Tapi sabar dulu, jangan buru-buru menyeberang ke destinasi lain. Ratenggaro dan NTT sekarang sedang berbenah, seperti anak kos yang habis diputusin pacar lalu mendadak rajin mandi.
Wamenpar Ni Luh Puspa pun langsung pasang jurus zoom meeting bukan untuk pesen tiket ke Sumba, tapi untuk nyetel kompas moral semua stakeholder pariwisata dari pejabat sampai tetua adat.
“Pariwisata itu kayak sambal pedasnya boleh, asal jangan bikin sakit perut!” ujar Wamenpar sambil menegaskan pungli adalah noda di kain tenun indah pariwisata Indonesia. Dan apalagi di NTT, yang sekarang sedang naik daun, naik pesawat, bahkan naik reels Instagram para travel vlogger.

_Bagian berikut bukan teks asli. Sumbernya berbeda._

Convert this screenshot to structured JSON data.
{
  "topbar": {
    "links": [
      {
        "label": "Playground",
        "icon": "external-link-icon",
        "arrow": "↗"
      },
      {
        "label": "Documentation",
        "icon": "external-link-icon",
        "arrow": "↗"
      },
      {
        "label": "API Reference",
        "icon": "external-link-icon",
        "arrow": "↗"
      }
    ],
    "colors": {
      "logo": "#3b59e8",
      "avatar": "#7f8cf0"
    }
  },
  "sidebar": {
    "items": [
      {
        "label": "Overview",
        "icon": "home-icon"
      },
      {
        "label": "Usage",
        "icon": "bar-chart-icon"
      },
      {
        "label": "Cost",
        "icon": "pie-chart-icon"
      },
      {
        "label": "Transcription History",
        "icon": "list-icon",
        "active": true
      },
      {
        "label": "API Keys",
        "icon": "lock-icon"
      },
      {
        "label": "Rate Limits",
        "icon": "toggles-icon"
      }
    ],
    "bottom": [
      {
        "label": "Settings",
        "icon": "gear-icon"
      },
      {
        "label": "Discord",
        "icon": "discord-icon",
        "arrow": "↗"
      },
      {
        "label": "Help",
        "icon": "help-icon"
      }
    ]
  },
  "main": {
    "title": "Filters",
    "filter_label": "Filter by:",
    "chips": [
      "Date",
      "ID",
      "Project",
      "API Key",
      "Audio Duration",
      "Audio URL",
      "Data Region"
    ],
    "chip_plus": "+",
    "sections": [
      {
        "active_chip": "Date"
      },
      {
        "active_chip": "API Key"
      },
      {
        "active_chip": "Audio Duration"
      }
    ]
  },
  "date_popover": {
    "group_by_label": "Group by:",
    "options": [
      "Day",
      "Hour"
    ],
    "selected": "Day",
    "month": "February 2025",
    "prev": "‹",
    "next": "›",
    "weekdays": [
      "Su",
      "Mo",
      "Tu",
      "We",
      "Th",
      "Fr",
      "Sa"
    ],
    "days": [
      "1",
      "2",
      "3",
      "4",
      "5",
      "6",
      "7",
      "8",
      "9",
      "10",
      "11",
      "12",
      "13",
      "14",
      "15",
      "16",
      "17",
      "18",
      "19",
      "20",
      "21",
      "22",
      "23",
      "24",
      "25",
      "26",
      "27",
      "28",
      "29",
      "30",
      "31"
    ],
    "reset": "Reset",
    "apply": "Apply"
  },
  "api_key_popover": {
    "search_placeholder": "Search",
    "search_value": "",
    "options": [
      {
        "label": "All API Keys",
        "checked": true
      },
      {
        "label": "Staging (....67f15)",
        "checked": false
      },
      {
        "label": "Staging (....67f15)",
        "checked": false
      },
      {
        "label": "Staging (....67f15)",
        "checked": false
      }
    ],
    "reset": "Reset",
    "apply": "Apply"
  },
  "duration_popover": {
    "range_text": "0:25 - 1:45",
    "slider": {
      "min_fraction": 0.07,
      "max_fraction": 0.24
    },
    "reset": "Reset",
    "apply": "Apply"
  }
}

Kehebohan ini bermula dari aksi Youtuber “Jajago Keliling Indonesia” yang bukan hanya keliling, tapi juga kena ‘tilang adat’ ala oknum tak bertanggung jawab di Kampung Ratenggaro. Bukan karena dia tak bawa helm, tapi karena kamera dan tampang turisnya dianggap ATM berjalan.
Namun, tak selamanya awan mendung tak membawa pelangi. Pemkab Sumba Barat Daya bersama Forkopimda langsung gaspol mereka kumpulkan kades, Danramil, Polsek, dan tetua adat. Hasilnya? Komitmen manis bagai madu hutan pungli harus minggat, destinasi harus bersahabat.
Bahkan, dalam gaya gotong royong ala kampung, masyarakat sepakat bikin papan tarif resmi. Jadi, wisatawan tahu kapan harus bayar, berapa harus bayar, dan tidak takut tiba-tiba diminta ‘uang foto’ oleh si Budi atau ‘uang sandal’ oleh si Doni. Semua dibikin transparan seperti kaca spion.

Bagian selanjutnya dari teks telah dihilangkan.